- 24 latka to jedna z najlepszych zawodniczek w Europie na swojej pozycji. Silna fizycznie, waleczna, dobrze grająca pod koszem jak i na obwodzie. Będzie z pewnością silnym punktem naszej drużyny - powiedział Dariusz Maciejewski, trener Akademiczek.
Papova wystąpiła przeciwko Polsce w meczach eliminacyjnych do Eurobasketu. W każdym spotkaniu grała ponad 30 minut i zdobyła dla Białorusi 13 oraz 14 punktów. Koszykarka występowała ostatnio w silnych tureckich klubach: Galatasaray i Botas.
Kiedy można się spodziewać kolejnych wzmocnień? - Wszystko zależy od tego jak potoczą się negocjacje. Szukamy jeszcze dwóch zawodniczek z zagranicy oraz jednej z europejskim paszportem. Będą to gracze o dużej wymienności pozycji - powiedział Roman Sondej, wiceprezes gorzowskiego klubu.

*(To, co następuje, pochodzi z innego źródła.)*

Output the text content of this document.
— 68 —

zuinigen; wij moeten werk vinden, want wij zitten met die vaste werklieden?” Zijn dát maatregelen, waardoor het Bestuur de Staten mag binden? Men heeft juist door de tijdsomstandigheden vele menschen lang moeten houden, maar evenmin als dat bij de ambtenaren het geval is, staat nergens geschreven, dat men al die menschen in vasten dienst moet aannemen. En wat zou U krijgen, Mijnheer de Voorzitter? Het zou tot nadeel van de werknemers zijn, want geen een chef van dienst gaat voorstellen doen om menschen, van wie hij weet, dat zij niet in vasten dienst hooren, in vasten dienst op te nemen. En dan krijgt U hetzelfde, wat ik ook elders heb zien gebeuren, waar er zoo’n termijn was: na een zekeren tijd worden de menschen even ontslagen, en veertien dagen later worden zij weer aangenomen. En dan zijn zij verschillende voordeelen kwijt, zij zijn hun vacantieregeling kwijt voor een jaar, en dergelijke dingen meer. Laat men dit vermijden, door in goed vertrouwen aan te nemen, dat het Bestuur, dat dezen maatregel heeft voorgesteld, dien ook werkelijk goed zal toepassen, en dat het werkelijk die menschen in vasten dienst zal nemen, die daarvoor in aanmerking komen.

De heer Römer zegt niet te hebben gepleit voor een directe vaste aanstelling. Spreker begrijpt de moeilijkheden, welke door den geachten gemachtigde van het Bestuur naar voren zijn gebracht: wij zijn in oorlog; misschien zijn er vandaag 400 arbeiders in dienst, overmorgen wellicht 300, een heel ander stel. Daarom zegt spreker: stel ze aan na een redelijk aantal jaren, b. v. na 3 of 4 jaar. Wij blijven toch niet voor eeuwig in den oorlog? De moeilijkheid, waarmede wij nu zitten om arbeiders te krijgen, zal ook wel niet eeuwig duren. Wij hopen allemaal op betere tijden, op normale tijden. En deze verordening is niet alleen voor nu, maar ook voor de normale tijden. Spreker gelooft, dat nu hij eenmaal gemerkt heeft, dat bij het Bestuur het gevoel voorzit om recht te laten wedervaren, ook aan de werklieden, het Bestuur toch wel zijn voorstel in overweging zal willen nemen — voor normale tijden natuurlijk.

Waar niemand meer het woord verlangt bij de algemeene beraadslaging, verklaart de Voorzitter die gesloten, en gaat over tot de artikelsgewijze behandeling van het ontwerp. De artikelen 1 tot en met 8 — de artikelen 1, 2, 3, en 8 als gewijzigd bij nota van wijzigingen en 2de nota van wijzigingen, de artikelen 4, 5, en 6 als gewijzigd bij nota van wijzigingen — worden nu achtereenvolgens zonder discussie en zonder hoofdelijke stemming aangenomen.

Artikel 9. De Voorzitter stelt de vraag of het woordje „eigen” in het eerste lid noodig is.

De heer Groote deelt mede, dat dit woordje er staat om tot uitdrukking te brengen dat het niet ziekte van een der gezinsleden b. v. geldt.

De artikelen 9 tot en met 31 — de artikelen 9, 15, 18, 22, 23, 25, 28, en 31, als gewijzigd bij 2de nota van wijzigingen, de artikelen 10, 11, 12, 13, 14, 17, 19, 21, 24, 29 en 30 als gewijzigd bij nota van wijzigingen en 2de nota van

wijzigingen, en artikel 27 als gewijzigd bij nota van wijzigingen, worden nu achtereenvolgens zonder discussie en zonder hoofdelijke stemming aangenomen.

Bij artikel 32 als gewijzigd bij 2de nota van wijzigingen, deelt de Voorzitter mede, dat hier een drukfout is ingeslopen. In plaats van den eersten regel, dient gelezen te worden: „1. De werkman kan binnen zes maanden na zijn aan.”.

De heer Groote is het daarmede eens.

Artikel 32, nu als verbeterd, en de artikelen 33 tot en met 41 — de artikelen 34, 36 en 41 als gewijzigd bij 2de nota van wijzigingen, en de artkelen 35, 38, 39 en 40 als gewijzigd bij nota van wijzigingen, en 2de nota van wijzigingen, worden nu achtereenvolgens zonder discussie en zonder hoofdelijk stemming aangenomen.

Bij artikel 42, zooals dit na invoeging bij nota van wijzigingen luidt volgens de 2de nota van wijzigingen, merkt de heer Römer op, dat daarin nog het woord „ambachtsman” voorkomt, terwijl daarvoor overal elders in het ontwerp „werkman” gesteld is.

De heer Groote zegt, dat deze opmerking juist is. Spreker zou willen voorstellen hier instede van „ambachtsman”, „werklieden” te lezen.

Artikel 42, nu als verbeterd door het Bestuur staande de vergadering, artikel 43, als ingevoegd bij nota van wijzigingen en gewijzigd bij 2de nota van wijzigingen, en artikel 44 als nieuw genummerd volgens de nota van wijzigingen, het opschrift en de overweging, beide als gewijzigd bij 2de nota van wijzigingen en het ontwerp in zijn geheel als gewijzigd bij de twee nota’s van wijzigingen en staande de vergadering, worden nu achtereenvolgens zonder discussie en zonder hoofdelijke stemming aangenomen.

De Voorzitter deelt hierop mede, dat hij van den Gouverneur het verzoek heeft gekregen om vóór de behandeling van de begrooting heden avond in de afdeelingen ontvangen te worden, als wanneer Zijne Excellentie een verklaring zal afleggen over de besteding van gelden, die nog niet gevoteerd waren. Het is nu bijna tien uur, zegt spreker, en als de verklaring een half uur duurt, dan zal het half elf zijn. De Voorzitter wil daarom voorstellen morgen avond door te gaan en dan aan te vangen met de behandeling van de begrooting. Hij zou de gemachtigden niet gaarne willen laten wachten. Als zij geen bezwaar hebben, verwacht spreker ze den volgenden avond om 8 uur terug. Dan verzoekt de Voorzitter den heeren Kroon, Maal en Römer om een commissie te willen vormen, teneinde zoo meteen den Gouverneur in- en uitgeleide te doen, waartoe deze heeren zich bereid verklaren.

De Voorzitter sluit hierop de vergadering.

Priorytetem jest znalezienie dobrej rozgrywającej. Wiadomo już, że na kolejny rok zostanie Białorusinka Yulia Rytsikawa oraz Słowenka Annamaria Prezelj. Ta druga ma ważny kontrakt jeszcze przez dwa sezony.
Jeżeli chodzi o Polki - to w Gorzowie zostaną tylko dwie z poprzedniego sezonu: Beata Jaworska i Daria Stelmach. Kadrę Akademiczek uzupełnią: Katarzyna Dźwigalska, która wraca do gry po urodzeniu dziecka oraz młode zawodniczki z drużyn juniorskich.